Today, Fatin is based in the UAE, working on GE Gas Power projects in Bahrain and Tunisia, responsible for maintaining budgets and schedules, making sure all work stays on track, risks are managed and issues are resolved with the relevant stakeholders.
She’s passionate about the job because, “Every day is different. It’s true that this is challenging, but it also allows the other part of the brain to come into play – the creative part. You’re not only analyzing situations or mechanically executing the project; you’re also using creativity to find out-of-the-box solutions. I encourage my team to think the same way.”
Fatin grew up surrounded by strong and independent women, including her mother, aunt, and school principal. She gives them credit for helping turn her into the woman she is today.
Her success at GE reflects a history of accomplishment. She was a strong student in secondary school, which caught the attention of the principal, a woman she deeply admires.
“She always encouraged me to go forward and do more. She also inspired me with her own story: one time while she was pregnant and studying at a top university in Morocco, she was taking a final exam and went into labor. Yet, she didn’t leave the exam until she finished the test. I always remember that. She was very strong, very compassionate. She’s a big part of my journey.”
Her mother and aunt are as well. Hers was a single mother, and both were raising their children as a close-knit family with the strong influence of Fatin’s grandmother. None of the three older women running the house had attended university – although her aunt owned and ran a successful industrial equipment supply company. Nevertheless, they encouraged Fatin and her cousins to read a lot and “gain as much knowledge as possible.”

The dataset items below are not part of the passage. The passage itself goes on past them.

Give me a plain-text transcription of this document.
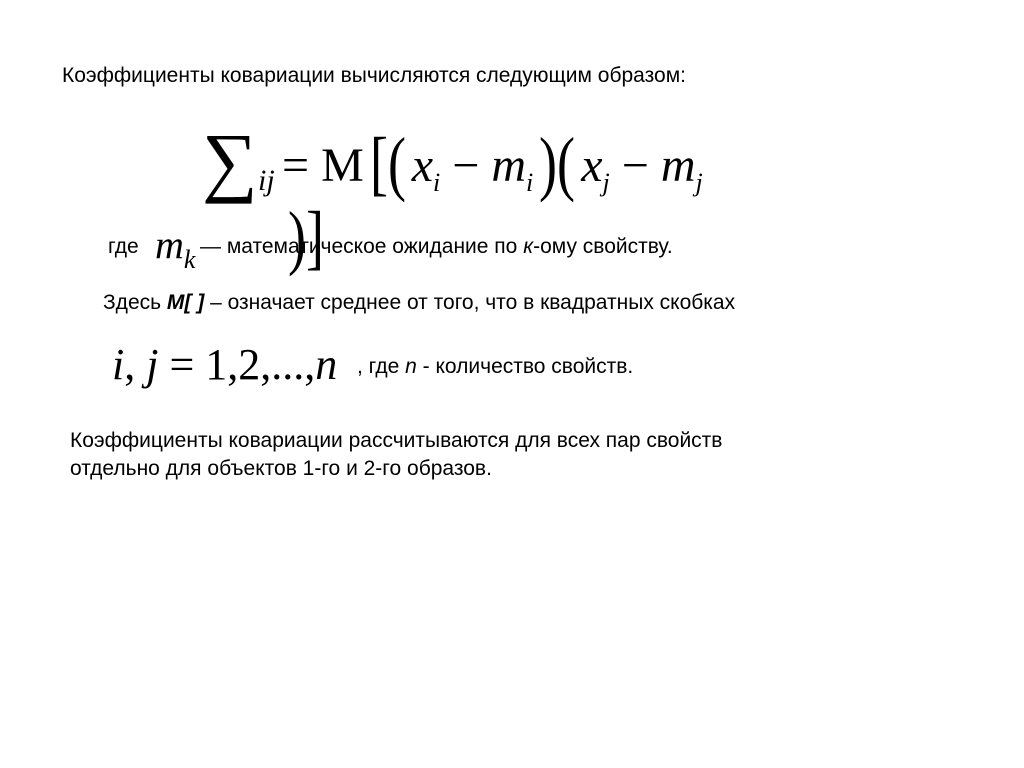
Коэффициенты ковариации вычисляются следующим образом:
∑ ij = M[( $x_i - m_i$)( $x_j - m_j$)]
где $m_k$ — математическое ожидание по к-ому свойству.
Здесь M[ ] – означает среднее от того, что в квадратных скобках
i, j = 1,2,...,n , где n - количество свойств.
Коэффициенты ковариации рассчитываются для всех пар свойств
отдельно для объектов 1-го и 2-го образов.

My aunt and mother always said, “If we stopped our education at high school, then you have to go further. The next generation has got to do better.”
As Fatin looks to the future, she aspires to be a CEO, but without compromising her values.
“When I become CEO, I want to do it in a way where I stay true to myself - maintaining my integrity, compassion and honesty. I know at that level, you often have to make difficult decisions, but I want to make them while also being fair, understanding and compassionate.
“Ultimately, I’d like to show my grandchildren and other women that you can have it all and stay true to yourself through every stage of your life.”